かくして、こだわりのアンティーク時計を作り上げる計画は一応の完成を見ました。
……唯一にして最大の問題は、かかった費用が時計本体の倍に迫るほどまで膨らんだこと、でしょうか(笑)
ま、ここまでこだわって世界唯一の時計を手にしたのです。悔いはないことでしょう。
Comments
まいど
記事作成お疲れさん。
宣伝臭が強めカナ?って2chあたりで叩かれそうな内容だけど、実際見事な仕事だから仕方ないよね?
道は拓いたので、赤エナメル、ギョーシェ彫り、金文字、金の飾り針、金無垢ケース、ヴァンガードサイドワインダーで真紅を創るように彼の方を唆すように(笑)
君の愛する性悪ですよ人形を君が創るのでもよいが。
ちなみに「土佐水銀党」からここへのリンク切れとるよ~
ではでは
出来ておる、出来ておる喃(ぇ 欲を云えば、銘はドイツ文字(フラクトゥーア、いわゆるひげ文字)だとさらによさげだったかもしれないけどさすがに無理ですか。ともあれその勇気と散財に拍手です。一生大事にしてくださいね。
宣伝臭もなにも、これ宣伝ですがな(笑)。作業中に色々無理なお願いして取材に協力して貰ったんだから、ちゃんとお返ししませんと。
でも、別に嘘書いてるわけでもないので、気になることがあれば訊いてもらっても直接お店に訊いてもらっても構いませんよ、と。実際良い物ですし。
「次」についての技術的な詰めはぼちぼち進めてます。ご期待あれ。
> 欲を云えば、銘はドイツ文字(フラクトゥーア、いわゆるひげ文字)だとさらによさげだったかもしれないけどさすがに無理ですか。

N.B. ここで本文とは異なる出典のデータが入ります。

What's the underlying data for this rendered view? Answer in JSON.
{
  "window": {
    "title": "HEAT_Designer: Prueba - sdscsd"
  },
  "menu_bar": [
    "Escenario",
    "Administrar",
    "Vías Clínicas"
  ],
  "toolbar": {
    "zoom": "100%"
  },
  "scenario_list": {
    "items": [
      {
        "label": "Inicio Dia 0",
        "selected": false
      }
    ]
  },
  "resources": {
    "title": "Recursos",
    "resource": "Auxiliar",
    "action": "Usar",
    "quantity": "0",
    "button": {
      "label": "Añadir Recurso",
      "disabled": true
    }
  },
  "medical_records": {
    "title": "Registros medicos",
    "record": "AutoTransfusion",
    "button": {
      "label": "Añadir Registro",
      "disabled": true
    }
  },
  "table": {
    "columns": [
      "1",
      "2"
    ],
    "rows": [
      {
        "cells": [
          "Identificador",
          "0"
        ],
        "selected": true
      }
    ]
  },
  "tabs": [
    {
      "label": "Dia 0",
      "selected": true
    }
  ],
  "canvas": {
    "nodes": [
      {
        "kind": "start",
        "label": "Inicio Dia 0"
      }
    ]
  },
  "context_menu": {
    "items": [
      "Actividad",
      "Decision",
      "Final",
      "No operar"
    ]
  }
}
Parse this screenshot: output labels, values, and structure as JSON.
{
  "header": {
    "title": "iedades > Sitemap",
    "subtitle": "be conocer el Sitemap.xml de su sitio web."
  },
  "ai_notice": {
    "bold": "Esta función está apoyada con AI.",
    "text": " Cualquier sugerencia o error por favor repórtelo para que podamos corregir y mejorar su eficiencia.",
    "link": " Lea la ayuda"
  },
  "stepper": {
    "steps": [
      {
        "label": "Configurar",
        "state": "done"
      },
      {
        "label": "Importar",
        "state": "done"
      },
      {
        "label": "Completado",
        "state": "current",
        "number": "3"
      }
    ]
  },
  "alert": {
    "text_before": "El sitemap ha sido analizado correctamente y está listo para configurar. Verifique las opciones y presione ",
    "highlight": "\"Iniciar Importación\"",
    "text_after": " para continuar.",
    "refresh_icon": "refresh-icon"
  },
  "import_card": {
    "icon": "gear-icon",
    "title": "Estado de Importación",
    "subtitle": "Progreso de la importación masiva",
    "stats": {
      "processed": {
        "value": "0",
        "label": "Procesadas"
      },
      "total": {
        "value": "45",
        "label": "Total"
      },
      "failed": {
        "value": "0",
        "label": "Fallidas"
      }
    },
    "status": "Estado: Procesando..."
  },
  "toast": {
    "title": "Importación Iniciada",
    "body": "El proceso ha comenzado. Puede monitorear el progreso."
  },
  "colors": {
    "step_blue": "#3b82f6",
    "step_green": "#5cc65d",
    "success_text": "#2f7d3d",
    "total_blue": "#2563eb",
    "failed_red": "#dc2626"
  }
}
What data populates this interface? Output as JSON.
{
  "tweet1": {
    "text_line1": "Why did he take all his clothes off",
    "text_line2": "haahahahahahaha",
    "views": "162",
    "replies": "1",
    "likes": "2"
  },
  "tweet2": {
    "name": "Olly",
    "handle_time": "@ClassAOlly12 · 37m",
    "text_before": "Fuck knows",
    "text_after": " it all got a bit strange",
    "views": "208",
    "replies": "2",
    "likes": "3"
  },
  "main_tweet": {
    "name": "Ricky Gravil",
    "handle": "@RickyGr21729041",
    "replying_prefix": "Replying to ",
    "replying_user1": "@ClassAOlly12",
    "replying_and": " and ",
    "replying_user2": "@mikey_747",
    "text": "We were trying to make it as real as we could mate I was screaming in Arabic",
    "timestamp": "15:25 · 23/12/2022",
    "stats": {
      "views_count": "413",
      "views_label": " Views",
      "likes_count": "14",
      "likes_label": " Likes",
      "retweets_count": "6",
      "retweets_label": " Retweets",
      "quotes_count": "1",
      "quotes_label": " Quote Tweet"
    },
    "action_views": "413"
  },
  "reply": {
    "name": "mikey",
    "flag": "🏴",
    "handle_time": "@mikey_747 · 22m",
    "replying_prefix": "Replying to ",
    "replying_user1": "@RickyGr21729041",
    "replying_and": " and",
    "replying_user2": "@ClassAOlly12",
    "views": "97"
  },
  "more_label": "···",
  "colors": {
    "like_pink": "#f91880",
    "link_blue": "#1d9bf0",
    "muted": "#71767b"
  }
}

記事中にもあるように、ヒゲ文字や筆記体も検討はしました。技術的には可能なんだけど、とんでもなく手間と時間を喰う上に一つでも間違えると最初からやり直しになりかねないというハイリスク商品になってしまうので、見積り額が数倍に跳ね上がってしまいます。仮にその額を用意しても、唯一の職人をそれだけの時間貼り付けっ放しにすると他の仕事が完全に止まるため、やっぱりあまり現実的なオプションにはならなかったということで。
ギョーシェ彫りは野望の最終形ですが、専用の特殊旋盤を手に入れねばならないそうで。これはそう簡単には行かなさそうです。
特殊旋盤はかなり高いですからね。導入は難しいかと。ギョーシェ彫りはかなり高度な技術が必要と聞きますが、できるんですね。すごい。